No livro, Grabia reconstrói essa genealogia. Nos anos 1960, o capo era Enrique Ocampo, também conhecido como "El Carnicero" (dispensa explicações). Foi sucedido nos anos 80 por José Barrita, o "Abuelo", sujeito truculento e autoritário e que andava sempre acompanhado por um revólver calibre 38. O reinado chegou ao fim com a prisão do líder, em meados dos 90, quando subiu ao trono Rafael Di Zeo, que sempre se gabou de "ter os telefones dos poderosos" e casou-se com a secretária particular do então governador da província de Buenos Aires, Felipe Solá, além de ser homem de confiança de Mauricio Macri, atual governador de Buenos Aires e ex-presidente do Boca.

Di Zeo acabou preso em 2007 e foi sucedido por Mauro Martín, atual líder da Doce. Solto no final do ano passado, Di Zeo foi protagonista de mais uma história tenebrosa contada por Grabia, um dos capítulos mais tristes da história recente do Boca. No final de semana seguinte à conquista da liberdade, Di Zeo foi a La Bombonera acompanhado de seus seguidores fiéis, disposto a recuperar o poder perdido. Instalaram-se nas arquibancadas de visitantes. A facção comandada por Martín também estava lá, na arquibancada oposta. O mesmo clube, duas torcidas se ameaçando e se olhando com raiva, e um clima de terror que assustou jornalistas e autoridades públicas.

Sobre a relação com políticos, Grabia lembrou que as organizadas são pagas (verdadeiras fortunas) para atuar a favor de determinadas candidaturas. Obviamente, depois cobram a fatura, na forma de proteção e privilégios, vistas grossas para os crimes que cometem. Com os jogadores, a conexão envolve o pagamento de espécie de pedágio - para não correr riscos e escapar de críticas e ataques, os atletas do clube se submetem a participar de gigantescas festas patrocinadas pela Doce, que chegam a reunir 500 mil pessoas, e onde a torcida coloca em prática mais um mecanismo para ajudar a encher seus cofres, cobrando por autógrafos e fotos com os ídolos. "É uma maneira de os jogadores tentarem viver em paz", disse o jornalista do Olé. 

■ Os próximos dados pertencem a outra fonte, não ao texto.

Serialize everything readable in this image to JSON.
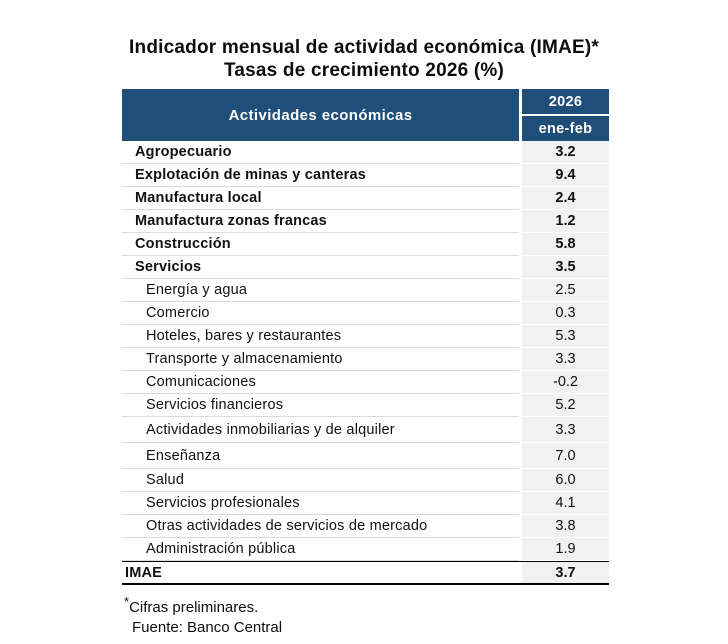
{
  "title": {
    "line1": "Indicador mensual de actividad económica (IMAE)*",
    "line2": "Tasas de crecimiento 2026 (%)"
  },
  "table": {
    "header": {
      "activities": "Actividades económicas",
      "year": "2026",
      "period": "ene-feb"
    },
    "rows": [
      {
        "label": "Agropecuario",
        "value": "3.2",
        "level": "main"
      },
      {
        "label": "Explotación de minas y canteras",
        "value": "9.4",
        "level": "main"
      },
      {
        "label": "Manufactura local",
        "value": "2.4",
        "level": "main"
      },
      {
        "label": "Manufactura zonas francas",
        "value": "1.2",
        "level": "main"
      },
      {
        "label": "Construcción",
        "value": "5.8",
        "level": "main"
      },
      {
        "label": "Servicios",
        "value": "3.5",
        "level": "main"
      },
      {
        "label": "Energía y agua",
        "value": "2.5",
        "level": "sub"
      },
      {
        "label": "Comercio",
        "value": "0.3",
        "level": "sub"
      },
      {
        "label": "Hoteles, bares y restaurantes",
        "value": "5.3",
        "level": "sub"
      },
      {
        "label": "Transporte y almacenamiento",
        "value": "3.3",
        "level": "sub"
      },
      {
        "label": "Comunicaciones",
        "value": "-0.2",
        "level": "sub"
      },
      {
        "label": "Servicios financieros",
        "value": "5.2",
        "level": "sub"
      },
      {
        "label": "Actividades inmobiliarias y de alquiler",
        "value": "3.3",
        "level": "sub"
      },
      {
        "label": "Enseñanza",
        "value": "7.0",
        "level": "sub"
      },
      {
        "label": "Salud",
        "value": "6.0",
        "level": "sub"
      },
      {
        "label": "Servicios profesionales",
        "value": "4.1",
        "level": "sub"
      },
      {
        "label": "Otras actividades de servicios de mercado",
        "value": "3.8",
        "level": "sub"
      },
      {
        "label": "Administración pública",
        "value": "1.9",
        "level": "sub"
      },
      {
        "label": "IMAE",
        "value": "3.7",
        "level": "total"
      }
    ]
  },
  "footnotes": {
    "asterisk": "*",
    "preliminary": "Cifras preliminares.",
    "source": "Fuente: Banco Central"
  },
  "colors": {
    "header_bg": "#1F4E79",
    "header_text": "#FFFFFF",
    "value_column_bg": "#F1F1F1",
    "row_separator": "#DADADA",
    "total_border": "#000000"
  },
  "chart_data": {
    "type": "table",
    "title": "Indicador mensual de actividad económica (IMAE)*",
    "subtitle": "Tasas de crecimiento 2026 (%)",
    "columns": [
      "Actividades económicas",
      "2026 ene-feb"
    ],
    "categories": [
      "Agropecuario",
      "Explotación de minas y canteras",
      "Manufactura local",
      "Manufactura zonas francas",
      "Construcción",
      "Servicios",
      "Energía y agua",
      "Comercio",
      "Hoteles, bares y restaurantes",
      "Transporte y almacenamiento",
      "Comunicaciones",
      "Servicios financieros",
      "Actividades inmobiliarias y de alquiler",
      "Enseñanza",
      "Salud",
      "Servicios profesionales",
      "Otras actividades de servicios de mercado",
      "Administración pública",
      "IMAE"
    ],
    "values": [
      3.2,
      9.4,
      2.4,
      1.2,
      5.8,
      3.5,
      2.5,
      0.3,
      5.3,
      3.3,
      -0.2,
      5.2,
      3.3,
      7.0,
      6.0,
      4.1,
      3.8,
      1.9,
      3.7
    ],
    "footnotes": [
      "*Cifras preliminares.",
      "Fuente: Banco Central"
    ]
  }
}
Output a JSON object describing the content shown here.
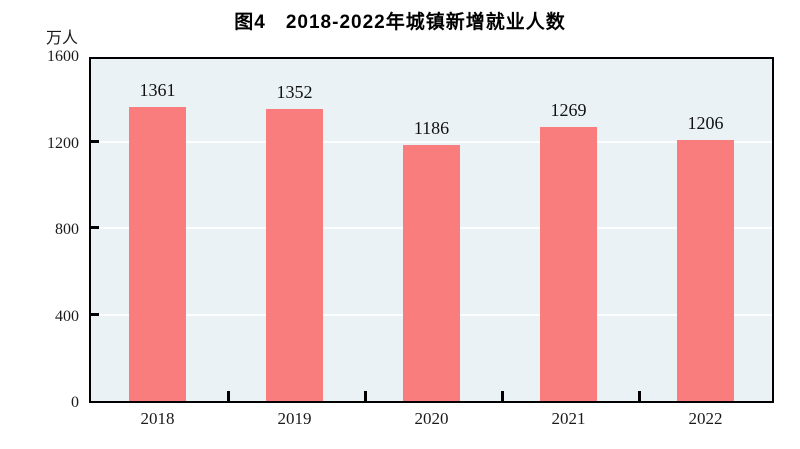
{
  "page": {
    "background_color": "#ffffff"
  },
  "chart_data": {
    "type": "bar",
    "title": "图4　2018-2022年城镇新增就业人数",
    "ylabel": "万人",
    "xlabel": "",
    "categories": [
      "2018",
      "2019",
      "2020",
      "2021",
      "2022"
    ],
    "values": [
      1361,
      1352,
      1186,
      1269,
      1206
    ],
    "ylim": [
      0,
      1600
    ],
    "yticks": [
      0,
      400,
      800,
      1200,
      1600
    ],
    "grid": "horizontal-white-lines",
    "legend": "none",
    "data_labels": [
      "1361",
      "1352",
      "1186",
      "1269",
      "1206"
    ],
    "bar_color": "#f97d7d",
    "plot_background_color": "#eaf2f5",
    "axis_color": "#000000",
    "gridline_color": "#ffffff"
  }
}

Sossego, aliás, que o próprio Grabia viu ameaçado em várias situações, por conta das investigações que faz e das reportagens que publica. A torcida, obviamente, não gosta. "Mas tenho ainda mais medo da polícia que dos torcedores. Os policiais têm informação privilegiada, o respaldo do setor público. Já cheguei a receber telefonemas deles dizendo que sabem onde moro, que conhecem minha rotina, que sabem onde meus filhos estudam. Não tenho muito como me defender, é a polícia! Só me restou recorrer à chefia do jornal Clarín, o mais importante do país e responsável pelo Olé, que rebateu e disse que, se algo acontecesse a mim, o jornal publicaria denúncias pesadíssimas contra a corporação". 

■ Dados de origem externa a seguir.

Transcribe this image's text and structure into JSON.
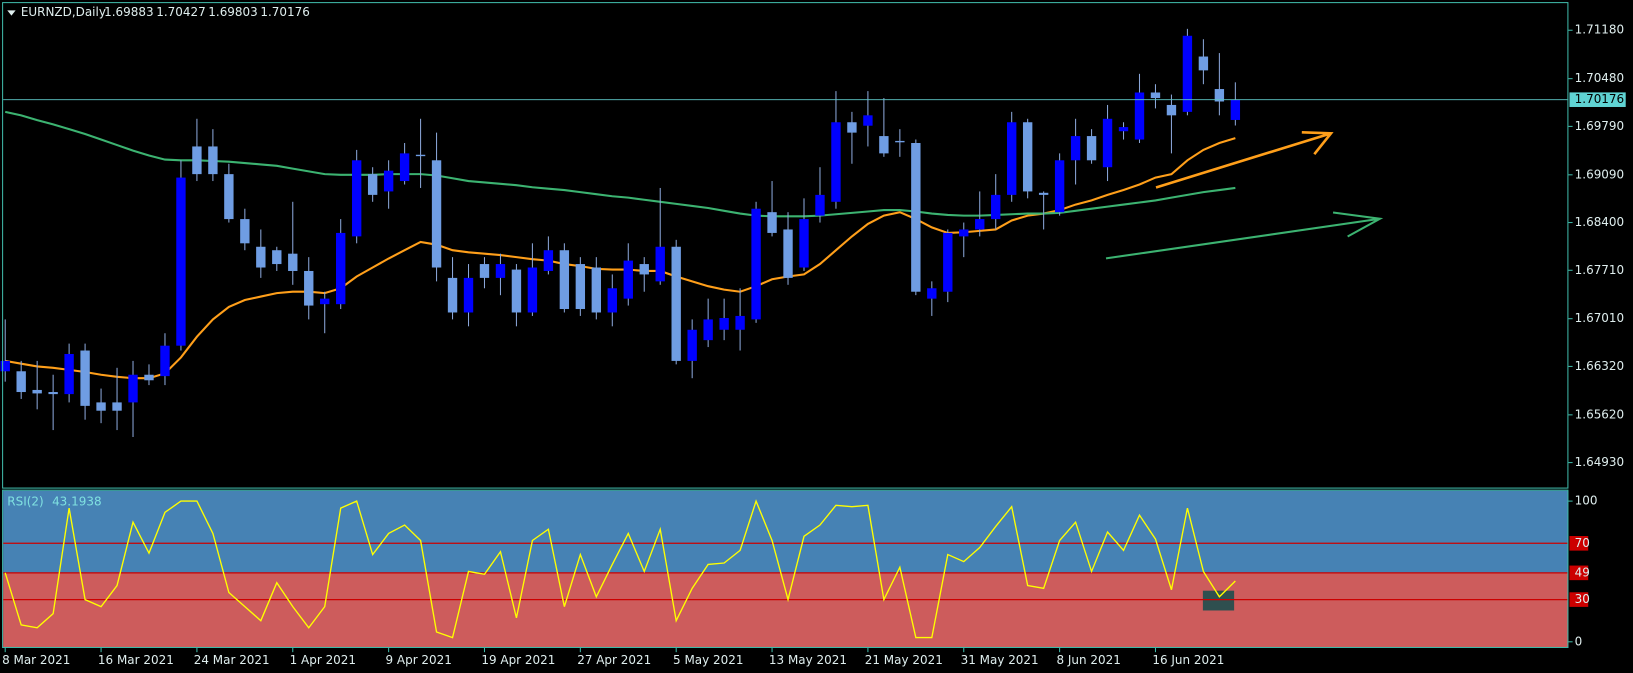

Sobre o futuro, Grabia é pessimista. Para ele, acabar com as organizadas mafiosas exige vontade política. Mas o governo, beneficiado pelo estado das coisas, não atua para promover mudanças. E a degradação social vivida nos últimos anos pela Argentina só faz aumentar a procura pelas organizadas, principalmente por parte dos jovens. Os chefes das facções, de acordo com Grabia, são das classes mais abastadas; os mais pobres tocam a rotina e o serviço sujo. "Há uma fratura social também nas organizadas, divisão de tarefas. Há os que mandam e os que agem". Além disso, ele diz que o futebol é atualmente a única instituição ainda respeitada no país vizinho, que oferece identidade, reconhecimento e coesão. "Por conta disso, os jovens são facilmente recrutados. Outras utopias se foram", lamentou.